Inspired by the house’s original design, the Kings have implemented 1920s-appropriate lighting, paint, doors, antique furniture and a few especially personal touches including three stained glass windows.  

For one of the windows, the pair traveled to Independence, Missouri. King said they would not have traveled so far if the design did not fit so perfectly. The intricate, colorful fragments come together to form a nine-petal mackintosh rose, reflecting the cottage’s logo.  

The other two stained glass pieces come from two churches, one where her parents married and one where her grandparents married.   

Though the Kings have poured countless hours into renovations, they have kept original arched door frames, oak floors and built-in oak cabinetry. 

“I have such a love for antiques and history,” King said. “Most of the pieces I have collected throughout the years, and I feel excited to be able to showcase them.” 

The Rose Cottage will also host Chamber Coffee on Feb. 24 at 10:00 a.m.

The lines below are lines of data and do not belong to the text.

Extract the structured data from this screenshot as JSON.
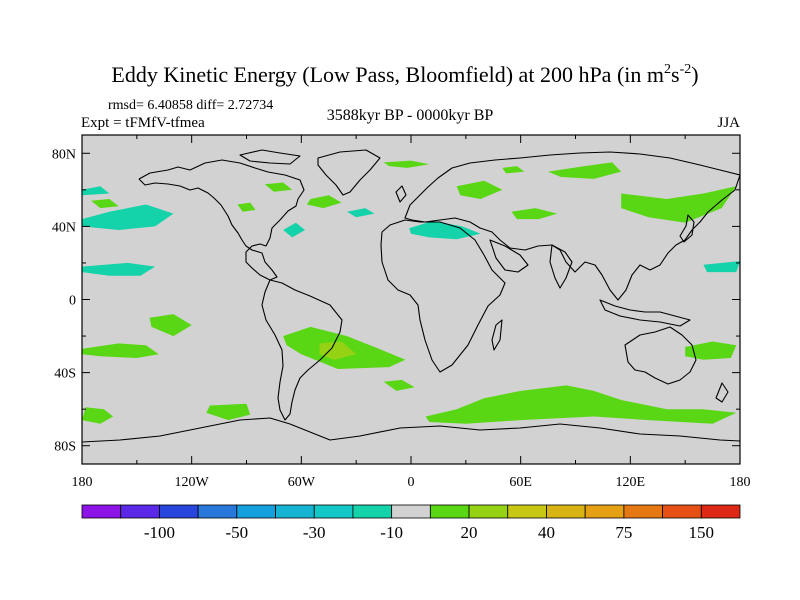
{
  "chart_data": {
    "type": "heatmap",
    "title": "Eddy Kinetic Energy (Low Pass, Bloomfield) at 200 hPa (in m",
    "title_units_sup1": "2",
    "title_units_mid": "s",
    "title_units_sup2": "-2",
    "title_units_close": ")",
    "stats_text": "rmsd= 6.40858 diff= 2.72734",
    "experiment_text": "Expt = tFMfV-tfmea",
    "period_text": "3588kyr BP - 0000kyr BP",
    "season": "JJA",
    "xlim": [
      -180,
      180
    ],
    "ylim": [
      -90,
      90
    ],
    "x_ticks": [
      {
        "value": -180,
        "label": "180"
      },
      {
        "value": -120,
        "label": "120W"
      },
      {
        "value": -60,
        "label": "60W"
      },
      {
        "value": 0,
        "label": "0"
      },
      {
        "value": 60,
        "label": "60E"
      },
      {
        "value": 120,
        "label": "120E"
      },
      {
        "value": 180,
        "label": "180"
      }
    ],
    "y_ticks": [
      {
        "value": 80,
        "label": "80N"
      },
      {
        "value": 40,
        "label": "40N"
      },
      {
        "value": 0,
        "label": "0"
      },
      {
        "value": -40,
        "label": "40S"
      },
      {
        "value": -80,
        "label": "80S"
      }
    ],
    "background_color": "#d2d2d2",
    "colorbar": {
      "colors": [
        "#8c14e6",
        "#5a28e6",
        "#2846dc",
        "#2878dc",
        "#14a0dc",
        "#14b4d2",
        "#14c8c8",
        "#14d2aa",
        "#d2d2d2",
        "#5ad714",
        "#96d214",
        "#c8c814",
        "#d7b414",
        "#e6a014",
        "#e67814",
        "#e65014",
        "#dc2814"
      ],
      "labels": [
        {
          "label": "-100",
          "after_box": 1
        },
        {
          "label": "-50",
          "after_box": 3
        },
        {
          "label": "-30",
          "after_box": 5
        },
        {
          "label": "-10",
          "after_box": 7
        },
        {
          "label": "20",
          "after_box": 9
        },
        {
          "label": "40",
          "after_box": 11
        },
        {
          "label": "75",
          "after_box": 13
        },
        {
          "label": "150",
          "after_box": 15
        }
      ]
    },
    "regions": [
      {
        "name": "positive-anomaly-south-atlantic",
        "level": "10 to 20",
        "color": "#5ad714",
        "points": [
          [
            -70,
            -20
          ],
          [
            -55,
            -15
          ],
          [
            -35,
            -20
          ],
          [
            -15,
            -28
          ],
          [
            -3,
            -33
          ],
          [
            -12,
            -37
          ],
          [
            -40,
            -38
          ],
          [
            -60,
            -30
          ],
          [
            -68,
            -25
          ]
        ]
      },
      {
        "name": "positive-anomaly-south-atlantic-core",
        "level": "20 to 30",
        "color": "#96d214",
        "points": [
          [
            -50,
            -24
          ],
          [
            -38,
            -23
          ],
          [
            -30,
            -30
          ],
          [
            -42,
            -33
          ],
          [
            -50,
            -30
          ]
        ]
      },
      {
        "name": "positive-anomaly-southern-ocean",
        "level": "10 to 20",
        "color": "#5ad714",
        "points": [
          [
            8,
            -64
          ],
          [
            25,
            -60
          ],
          [
            40,
            -54
          ],
          [
            60,
            -50
          ],
          [
            85,
            -47
          ],
          [
            100,
            -50
          ],
          [
            115,
            -55
          ],
          [
            140,
            -60
          ],
          [
            160,
            -60
          ],
          [
            178,
            -62
          ],
          [
            165,
            -68
          ],
          [
            130,
            -66
          ],
          [
            100,
            -64
          ],
          [
            60,
            -66
          ],
          [
            30,
            -68
          ],
          [
            10,
            -67
          ]
        ]
      },
      {
        "name": "positive-anomaly-west-pacific-south",
        "level": "10 to 20",
        "color": "#5ad714",
        "points": [
          [
            -178,
            -59
          ],
          [
            -168,
            -60
          ],
          [
            -163,
            -64
          ],
          [
            -170,
            -68
          ],
          [
            -180,
            -66
          ]
        ]
      },
      {
        "name": "positive-anomaly-south-pacific",
        "level": "10 to 20",
        "color": "#5ad714",
        "points": [
          [
            -180,
            -27
          ],
          [
            -160,
            -24
          ],
          [
            -145,
            -25
          ],
          [
            -138,
            -30
          ],
          [
            -150,
            -32
          ],
          [
            -170,
            -31
          ],
          [
            -180,
            -30
          ]
        ]
      },
      {
        "name": "positive-anomaly-south-pacific-east",
        "level": "10 to 20",
        "color": "#5ad714",
        "points": [
          [
            -143,
            -10
          ],
          [
            -130,
            -8
          ],
          [
            -120,
            -14
          ],
          [
            -130,
            -20
          ],
          [
            -142,
            -15
          ]
        ]
      },
      {
        "name": "positive-anomaly-southern-ocean-east",
        "level": "10 to 20",
        "color": "#5ad714",
        "points": [
          [
            -110,
            -58
          ],
          [
            -90,
            -57
          ],
          [
            -88,
            -63
          ],
          [
            -100,
            -66
          ],
          [
            -112,
            -62
          ]
        ]
      },
      {
        "name": "positive-anomaly-australia-east",
        "level": "10 to 20",
        "color": "#5ad714",
        "points": [
          [
            150,
            -26
          ],
          [
            165,
            -23
          ],
          [
            178,
            -25
          ],
          [
            175,
            -32
          ],
          [
            160,
            -33
          ],
          [
            150,
            -31
          ]
        ]
      },
      {
        "name": "positive-anomaly-north-pacific-east",
        "level": "10 to 20",
        "color": "#5ad714",
        "points": [
          [
            115,
            58
          ],
          [
            140,
            55
          ],
          [
            160,
            58
          ],
          [
            178,
            62
          ],
          [
            170,
            50
          ],
          [
            150,
            42
          ],
          [
            130,
            45
          ],
          [
            115,
            50
          ]
        ]
      },
      {
        "name": "positive-anomaly-siberia",
        "level": "10 to 20",
        "color": "#5ad714",
        "points": [
          [
            75,
            70
          ],
          [
            95,
            73
          ],
          [
            110,
            75
          ],
          [
            115,
            70
          ],
          [
            100,
            66
          ],
          [
            82,
            67
          ]
        ]
      },
      {
        "name": "positive-anomaly-europe-north",
        "level": "10 to 20",
        "color": "#5ad714",
        "points": [
          [
            25,
            62
          ],
          [
            40,
            65
          ],
          [
            50,
            60
          ],
          [
            38,
            55
          ],
          [
            27,
            57
          ]
        ]
      },
      {
        "name": "positive-anomaly-russia",
        "level": "10 to 20",
        "color": "#5ad714",
        "points": [
          [
            55,
            48
          ],
          [
            68,
            50
          ],
          [
            80,
            47
          ],
          [
            70,
            44
          ],
          [
            58,
            44
          ]
        ]
      },
      {
        "name": "positive-anomaly-arctic-atlantic",
        "level": "10 to 20",
        "color": "#5ad714",
        "points": [
          [
            -15,
            75
          ],
          [
            0,
            76
          ],
          [
            10,
            74
          ],
          [
            -2,
            72
          ],
          [
            -12,
            73
          ]
        ]
      },
      {
        "name": "positive-anomaly-arctic-siberia",
        "level": "10 to 20",
        "color": "#5ad714",
        "points": [
          [
            50,
            72
          ],
          [
            58,
            73
          ],
          [
            62,
            70
          ],
          [
            52,
            69
          ]
        ]
      },
      {
        "name": "positive-anomaly-north-atlantic",
        "level": "10 to 20",
        "color": "#5ad714",
        "points": [
          [
            -55,
            55
          ],
          [
            -45,
            57
          ],
          [
            -38,
            53
          ],
          [
            -48,
            50
          ],
          [
            -57,
            52
          ]
        ]
      },
      {
        "name": "positive-anomaly-canada",
        "level": "10 to 20",
        "color": "#5ad714",
        "points": [
          [
            -80,
            63
          ],
          [
            -70,
            64
          ],
          [
            -65,
            60
          ],
          [
            -75,
            59
          ]
        ]
      },
      {
        "name": "positive-anomaly-hudson",
        "level": "10 to 20",
        "color": "#5ad714",
        "points": [
          [
            -95,
            52
          ],
          [
            -88,
            53
          ],
          [
            -85,
            49
          ],
          [
            -92,
            48
          ]
        ]
      },
      {
        "name": "positive-anomaly-pacific-nw",
        "level": "10 to 20",
        "color": "#5ad714",
        "points": [
          [
            -175,
            54
          ],
          [
            -165,
            55
          ],
          [
            -160,
            51
          ],
          [
            -170,
            50
          ]
        ]
      },
      {
        "name": "positive-anomaly-southern-tip",
        "level": "10 to 20",
        "color": "#5ad714",
        "points": [
          [
            -15,
            -45
          ],
          [
            -5,
            -44
          ],
          [
            2,
            -48
          ],
          [
            -8,
            -50
          ]
        ]
      },
      {
        "name": "negative-anomaly-north-pacific",
        "level": "-20 to -10",
        "color": "#14d2aa",
        "points": [
          [
            -180,
            44
          ],
          [
            -165,
            48
          ],
          [
            -145,
            52
          ],
          [
            -130,
            47
          ],
          [
            -140,
            40
          ],
          [
            -160,
            38
          ],
          [
            -180,
            40
          ]
        ]
      },
      {
        "name": "negative-anomaly-pacific-south",
        "level": "-20 to -10",
        "color": "#14d2aa",
        "points": [
          [
            -180,
            18
          ],
          [
            -155,
            20
          ],
          [
            -140,
            18
          ],
          [
            -148,
            13
          ],
          [
            -165,
            13
          ],
          [
            -180,
            15
          ]
        ]
      },
      {
        "name": "negative-anomaly-atlantic",
        "level": "-20 to -10",
        "color": "#14d2aa",
        "points": [
          [
            -70,
            38
          ],
          [
            -63,
            42
          ],
          [
            -58,
            38
          ],
          [
            -65,
            34
          ]
        ]
      },
      {
        "name": "negative-anomaly-mediterranean",
        "level": "-20 to -10",
        "color": "#14d2aa",
        "points": [
          [
            -1,
            39
          ],
          [
            12,
            43
          ],
          [
            28,
            40
          ],
          [
            38,
            36
          ],
          [
            25,
            33
          ],
          [
            10,
            34
          ],
          [
            0,
            36
          ]
        ]
      },
      {
        "name": "negative-anomaly-north-atlantic-mid",
        "level": "-20 to -10",
        "color": "#14d2aa",
        "points": [
          [
            -35,
            48
          ],
          [
            -25,
            50
          ],
          [
            -20,
            47
          ],
          [
            -30,
            45
          ]
        ]
      },
      {
        "name": "negative-anomaly-west-pacific-east",
        "level": "-20 to -10",
        "color": "#14d2aa",
        "points": [
          [
            160,
            19
          ],
          [
            180,
            21
          ],
          [
            178,
            15
          ],
          [
            162,
            15
          ]
        ]
      },
      {
        "name": "negative-anomaly-arctic-pacific",
        "level": "-20 to -10",
        "color": "#14d2aa",
        "points": [
          [
            -180,
            60
          ],
          [
            -170,
            62
          ],
          [
            -165,
            58
          ],
          [
            -180,
            57
          ]
        ]
      }
    ]
  }
}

King said she feels excited to operate alongside other Wayne businesses. With a great place to stay, people will come back to the area, putting their money into restaurants and stores downtown, King said.  

“We feel incredibly thrilled to be a part of the chamber and a segment of the Wayne community,” King said. “I hope everyone has the chance to stop by and see our business, which will hopefully welcome others to Wayne as we have been welcomed back.”